Aqui nos encontramos novamente com o embate clássico entre ética e estética. Ambas as
perguntas evidenciam a tentação provocada pela apresentação glamourosa dos pratos, fortificada
pelos aspectos visuais da cena: a luz baixa que remete a restaurantes de qualidade, o som do vinho
caindo nas taças, a visão de um personagem sorrindo ao apreciar o aroma vindo do prato em
questão. Entretanto, há o embate com a ética, sobre o canibalismo voluntário. Ainda que praticado
por diversas espécies animais, tais como aranhas, grilos, cães, tubarões, entre outros, a humanidade
atualmente rejeita o ato, que já foi considerado norma cultural em diversos locais do mundo, desde
motivos práticos, como a fome, como para fins religiosos. Atualmente, a maioria das sociedades
impõe um tabu no ato, que é quebrado apenas em situações extremas de guerras ou situações de
vida ou morte, mas ainda sem perder o estigma social. Apresentar a carne humana como uma
tentação pode ser visto como uma estratégia de adesão da série, ao tentar aproximar o telespectador
das visões de Hannibal Lecter, brincando com a discussão de éticas e estéticas, e transportando-o
para o mundo da série, promovendo assim uma maior imersão e aproveitamento da mesma,
aprofundando as discussões propostas pela série.

4. Conclusão
Através deste artigo, pudemos ter uma noção breve de alguns aspectos que envolvem a série
Hannibal.
Como um todo, ela se apresenta como uma nova proposta ao trazer temas que podiam ter
sido considerados como inadequados para a televisão, tais como o conceito de ética e de
malignidade. A exploração da estética possui mais de um objetivo: ela é capaz de trazer o
telespectador para mais próximo da realidade dos personagens, seduzindo-o como o próprio
Hannibal Lecter aparenta seduzir as pessoas a sua volta; ela funciona como uma ferramenta de
adesão, suavizando o processo para os telespectadores mais sensíveis quanto ao tabu do
canibalismo; ela funciona como uma nova forma de se explorar uma narrativa, tornando-a deleitosa
visualmente e provocando a catarse no telespectador.

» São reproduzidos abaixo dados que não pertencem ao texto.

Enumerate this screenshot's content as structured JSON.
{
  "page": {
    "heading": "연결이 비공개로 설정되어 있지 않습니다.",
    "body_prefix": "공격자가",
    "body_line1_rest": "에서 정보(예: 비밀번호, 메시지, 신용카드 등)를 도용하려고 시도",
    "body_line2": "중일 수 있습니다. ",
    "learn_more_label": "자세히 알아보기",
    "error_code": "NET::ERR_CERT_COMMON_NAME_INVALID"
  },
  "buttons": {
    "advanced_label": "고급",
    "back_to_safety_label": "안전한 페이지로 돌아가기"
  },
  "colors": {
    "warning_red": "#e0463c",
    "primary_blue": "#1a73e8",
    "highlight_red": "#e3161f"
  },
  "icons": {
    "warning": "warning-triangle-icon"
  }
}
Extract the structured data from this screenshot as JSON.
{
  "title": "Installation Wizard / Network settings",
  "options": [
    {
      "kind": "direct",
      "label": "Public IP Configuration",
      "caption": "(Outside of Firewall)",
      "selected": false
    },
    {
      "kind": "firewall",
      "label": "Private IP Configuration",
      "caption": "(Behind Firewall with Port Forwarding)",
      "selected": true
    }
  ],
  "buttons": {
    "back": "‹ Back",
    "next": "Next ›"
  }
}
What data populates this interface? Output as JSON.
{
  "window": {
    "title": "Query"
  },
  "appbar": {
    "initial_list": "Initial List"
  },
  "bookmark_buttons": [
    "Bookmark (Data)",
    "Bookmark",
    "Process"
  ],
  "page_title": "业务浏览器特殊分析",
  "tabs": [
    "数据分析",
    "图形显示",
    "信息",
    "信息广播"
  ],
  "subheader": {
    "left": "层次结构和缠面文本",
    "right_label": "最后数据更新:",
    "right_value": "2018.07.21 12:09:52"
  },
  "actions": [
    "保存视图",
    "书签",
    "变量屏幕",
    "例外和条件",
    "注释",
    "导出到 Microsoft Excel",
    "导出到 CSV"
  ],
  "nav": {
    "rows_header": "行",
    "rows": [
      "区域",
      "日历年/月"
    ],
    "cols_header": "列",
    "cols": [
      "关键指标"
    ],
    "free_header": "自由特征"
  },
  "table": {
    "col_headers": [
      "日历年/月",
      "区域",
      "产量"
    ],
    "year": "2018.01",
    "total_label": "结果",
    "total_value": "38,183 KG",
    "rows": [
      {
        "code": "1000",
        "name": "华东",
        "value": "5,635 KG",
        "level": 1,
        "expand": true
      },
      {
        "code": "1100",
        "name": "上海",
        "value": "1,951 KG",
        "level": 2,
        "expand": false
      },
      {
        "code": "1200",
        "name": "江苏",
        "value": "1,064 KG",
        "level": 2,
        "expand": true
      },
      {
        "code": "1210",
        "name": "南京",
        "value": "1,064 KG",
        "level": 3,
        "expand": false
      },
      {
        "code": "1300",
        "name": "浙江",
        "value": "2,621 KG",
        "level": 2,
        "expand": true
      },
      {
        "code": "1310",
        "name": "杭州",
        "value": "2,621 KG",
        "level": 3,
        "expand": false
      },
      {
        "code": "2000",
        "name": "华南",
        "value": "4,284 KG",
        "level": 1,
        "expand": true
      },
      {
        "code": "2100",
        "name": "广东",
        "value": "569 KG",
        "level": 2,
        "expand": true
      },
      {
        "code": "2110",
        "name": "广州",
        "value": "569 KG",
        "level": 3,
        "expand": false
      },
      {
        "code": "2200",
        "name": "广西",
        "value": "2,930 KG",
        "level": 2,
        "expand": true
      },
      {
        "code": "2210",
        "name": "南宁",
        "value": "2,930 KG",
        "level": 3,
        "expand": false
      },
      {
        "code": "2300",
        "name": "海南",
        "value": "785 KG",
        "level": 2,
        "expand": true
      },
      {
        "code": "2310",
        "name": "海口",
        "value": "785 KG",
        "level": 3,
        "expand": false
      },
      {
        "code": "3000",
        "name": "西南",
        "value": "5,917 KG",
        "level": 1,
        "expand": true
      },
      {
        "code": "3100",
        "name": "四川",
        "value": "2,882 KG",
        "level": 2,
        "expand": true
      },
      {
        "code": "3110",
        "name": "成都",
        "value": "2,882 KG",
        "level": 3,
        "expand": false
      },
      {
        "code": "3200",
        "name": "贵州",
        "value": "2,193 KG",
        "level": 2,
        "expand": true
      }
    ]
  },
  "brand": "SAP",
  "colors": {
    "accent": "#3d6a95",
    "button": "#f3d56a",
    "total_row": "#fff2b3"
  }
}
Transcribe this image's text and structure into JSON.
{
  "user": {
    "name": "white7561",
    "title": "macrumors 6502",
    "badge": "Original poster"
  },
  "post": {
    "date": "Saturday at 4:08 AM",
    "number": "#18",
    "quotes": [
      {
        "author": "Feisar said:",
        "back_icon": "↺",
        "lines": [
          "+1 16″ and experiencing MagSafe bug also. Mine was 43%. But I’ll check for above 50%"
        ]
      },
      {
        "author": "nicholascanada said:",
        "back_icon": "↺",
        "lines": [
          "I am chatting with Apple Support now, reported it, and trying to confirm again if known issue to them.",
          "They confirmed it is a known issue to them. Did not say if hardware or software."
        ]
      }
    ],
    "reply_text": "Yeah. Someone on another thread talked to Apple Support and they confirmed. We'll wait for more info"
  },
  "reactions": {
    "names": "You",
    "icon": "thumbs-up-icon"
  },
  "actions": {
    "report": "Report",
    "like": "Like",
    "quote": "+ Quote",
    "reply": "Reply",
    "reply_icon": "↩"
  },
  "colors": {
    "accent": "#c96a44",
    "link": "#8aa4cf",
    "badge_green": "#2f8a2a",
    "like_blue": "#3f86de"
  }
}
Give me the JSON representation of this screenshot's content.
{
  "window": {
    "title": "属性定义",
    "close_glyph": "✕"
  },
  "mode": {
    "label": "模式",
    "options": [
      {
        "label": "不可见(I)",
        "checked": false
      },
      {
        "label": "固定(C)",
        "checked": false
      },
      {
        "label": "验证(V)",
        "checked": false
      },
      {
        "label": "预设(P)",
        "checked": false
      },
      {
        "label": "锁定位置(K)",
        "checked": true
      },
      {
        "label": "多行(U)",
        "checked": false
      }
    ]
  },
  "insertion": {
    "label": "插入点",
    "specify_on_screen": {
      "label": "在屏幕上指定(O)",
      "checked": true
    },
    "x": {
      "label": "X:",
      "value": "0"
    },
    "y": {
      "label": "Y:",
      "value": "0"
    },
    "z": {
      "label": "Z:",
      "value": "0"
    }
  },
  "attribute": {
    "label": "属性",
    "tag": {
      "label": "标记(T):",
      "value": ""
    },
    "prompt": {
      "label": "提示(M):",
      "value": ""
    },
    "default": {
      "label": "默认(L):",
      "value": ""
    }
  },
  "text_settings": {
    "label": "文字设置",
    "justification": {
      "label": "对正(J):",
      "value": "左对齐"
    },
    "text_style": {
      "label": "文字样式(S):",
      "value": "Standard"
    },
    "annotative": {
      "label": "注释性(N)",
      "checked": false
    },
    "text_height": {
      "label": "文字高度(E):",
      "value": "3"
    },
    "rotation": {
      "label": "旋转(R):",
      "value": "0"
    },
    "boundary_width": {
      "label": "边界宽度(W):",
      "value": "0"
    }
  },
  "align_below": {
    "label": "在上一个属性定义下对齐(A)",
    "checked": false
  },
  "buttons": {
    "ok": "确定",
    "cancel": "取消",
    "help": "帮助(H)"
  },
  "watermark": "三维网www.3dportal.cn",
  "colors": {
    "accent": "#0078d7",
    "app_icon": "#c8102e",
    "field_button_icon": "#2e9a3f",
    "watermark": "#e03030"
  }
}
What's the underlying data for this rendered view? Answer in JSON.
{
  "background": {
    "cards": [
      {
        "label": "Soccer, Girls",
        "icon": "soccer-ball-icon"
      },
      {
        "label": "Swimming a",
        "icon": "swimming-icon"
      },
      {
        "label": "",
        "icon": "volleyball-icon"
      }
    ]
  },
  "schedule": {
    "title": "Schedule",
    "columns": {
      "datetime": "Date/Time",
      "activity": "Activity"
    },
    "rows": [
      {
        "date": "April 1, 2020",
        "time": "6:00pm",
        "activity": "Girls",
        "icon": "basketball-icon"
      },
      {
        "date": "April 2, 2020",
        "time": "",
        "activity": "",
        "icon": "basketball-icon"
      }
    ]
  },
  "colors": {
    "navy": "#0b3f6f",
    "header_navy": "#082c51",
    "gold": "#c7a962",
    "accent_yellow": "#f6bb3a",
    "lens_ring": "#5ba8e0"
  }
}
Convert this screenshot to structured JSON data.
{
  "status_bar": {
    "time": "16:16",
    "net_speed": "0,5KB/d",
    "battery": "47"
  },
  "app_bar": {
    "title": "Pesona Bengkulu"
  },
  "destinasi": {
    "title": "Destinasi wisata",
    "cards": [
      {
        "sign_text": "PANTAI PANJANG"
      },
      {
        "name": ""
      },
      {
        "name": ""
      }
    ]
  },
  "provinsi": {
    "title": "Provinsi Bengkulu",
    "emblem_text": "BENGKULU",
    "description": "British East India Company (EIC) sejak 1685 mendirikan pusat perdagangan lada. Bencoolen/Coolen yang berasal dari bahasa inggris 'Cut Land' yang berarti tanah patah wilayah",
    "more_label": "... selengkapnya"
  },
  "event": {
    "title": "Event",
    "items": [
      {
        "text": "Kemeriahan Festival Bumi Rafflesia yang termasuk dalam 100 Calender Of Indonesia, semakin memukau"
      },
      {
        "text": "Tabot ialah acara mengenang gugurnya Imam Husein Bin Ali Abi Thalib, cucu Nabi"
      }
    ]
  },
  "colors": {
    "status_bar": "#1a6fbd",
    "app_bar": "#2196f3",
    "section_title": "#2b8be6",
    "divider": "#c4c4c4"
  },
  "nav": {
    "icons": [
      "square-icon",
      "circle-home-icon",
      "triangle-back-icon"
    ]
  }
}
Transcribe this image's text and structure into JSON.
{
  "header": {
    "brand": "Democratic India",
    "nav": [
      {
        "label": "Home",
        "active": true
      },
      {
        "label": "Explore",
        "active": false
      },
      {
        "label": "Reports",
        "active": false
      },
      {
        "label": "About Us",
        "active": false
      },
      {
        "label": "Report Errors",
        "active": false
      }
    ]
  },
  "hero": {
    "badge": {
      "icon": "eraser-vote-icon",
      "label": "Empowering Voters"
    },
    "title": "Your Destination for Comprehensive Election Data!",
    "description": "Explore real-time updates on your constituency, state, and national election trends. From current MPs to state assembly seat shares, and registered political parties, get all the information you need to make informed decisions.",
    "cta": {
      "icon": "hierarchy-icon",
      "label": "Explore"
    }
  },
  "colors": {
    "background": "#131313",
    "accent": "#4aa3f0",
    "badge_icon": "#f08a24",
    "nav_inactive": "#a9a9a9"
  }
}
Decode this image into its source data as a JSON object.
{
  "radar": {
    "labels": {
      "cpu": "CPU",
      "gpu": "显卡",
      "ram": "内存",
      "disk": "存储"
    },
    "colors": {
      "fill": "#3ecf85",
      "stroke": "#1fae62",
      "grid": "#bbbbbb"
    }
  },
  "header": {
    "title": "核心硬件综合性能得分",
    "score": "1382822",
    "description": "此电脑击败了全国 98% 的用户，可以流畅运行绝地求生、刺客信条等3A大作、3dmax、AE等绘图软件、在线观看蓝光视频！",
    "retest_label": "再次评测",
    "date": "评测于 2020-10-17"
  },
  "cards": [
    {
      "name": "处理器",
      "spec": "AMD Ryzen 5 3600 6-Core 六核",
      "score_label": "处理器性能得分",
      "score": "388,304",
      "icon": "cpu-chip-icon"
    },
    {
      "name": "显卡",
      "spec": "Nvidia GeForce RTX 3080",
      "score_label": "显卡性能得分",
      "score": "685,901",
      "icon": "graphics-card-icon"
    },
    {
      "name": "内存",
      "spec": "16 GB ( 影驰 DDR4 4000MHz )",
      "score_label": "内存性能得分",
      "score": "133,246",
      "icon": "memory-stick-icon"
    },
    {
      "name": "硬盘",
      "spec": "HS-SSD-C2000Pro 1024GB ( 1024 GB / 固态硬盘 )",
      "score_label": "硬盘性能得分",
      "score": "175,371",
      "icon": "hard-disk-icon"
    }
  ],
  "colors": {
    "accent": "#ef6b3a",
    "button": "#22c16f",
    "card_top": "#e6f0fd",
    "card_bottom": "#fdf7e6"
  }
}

A paixão do mal na série é vista como inerente ao ser humano, ao ser apresentada de
maneiras diferentes por personagens diferentes:
Hannibal Lecter a abraça ainda cedo, em sua juventude, após uma experiência extrema;
Will Graham sente-se tentado pelo mal, sentindo culpa ao ter prazer quando o pratica, até se
deixar levar pela estética-ética promovida por Hannibal no último episódio da série, “A Fúria do
Cordeiro”, em uma cena que mais uma vez provoca a estética e a ética, ao mostrar ambos satisfeitos
após o ato do assassinato -ainda que gravemente feridos- e embalados por sentimentos considerados
belos pela sociedade: aceitação, perdão, completitude, romance;
E, por fim, Bedelia DuMaurier apresenta sua relação com o mal como conturbada: ainda que
ela se sinta atraída por Hannibal a ponto de concordar segui-lo pela Europa em sua fuga e depois
gabe-se de ter estado ao lado dele “atrás do véu que o separa das outras pessoas”, ela se mostra
intimidada e até mesmo aterrorizada pelo mal que há nele, sendo considerada pelo próprio Hannibal
como uma “pobre substituta do Will”, ao não consegui aceitar completamente o mal que há em si
mesma e nos outros.
Com isso, pudemos perceber que Hannibal é uma série altamente complexa e inovadora, que
rompe tabus e explora temas inusuais para um programa de TV, como o mal relacionado ao
canibalismo e à estética. Dessa relação, neste primeiro momento, acreditamos que essa é a diferença
primordial da série, que garante a adesão a ela.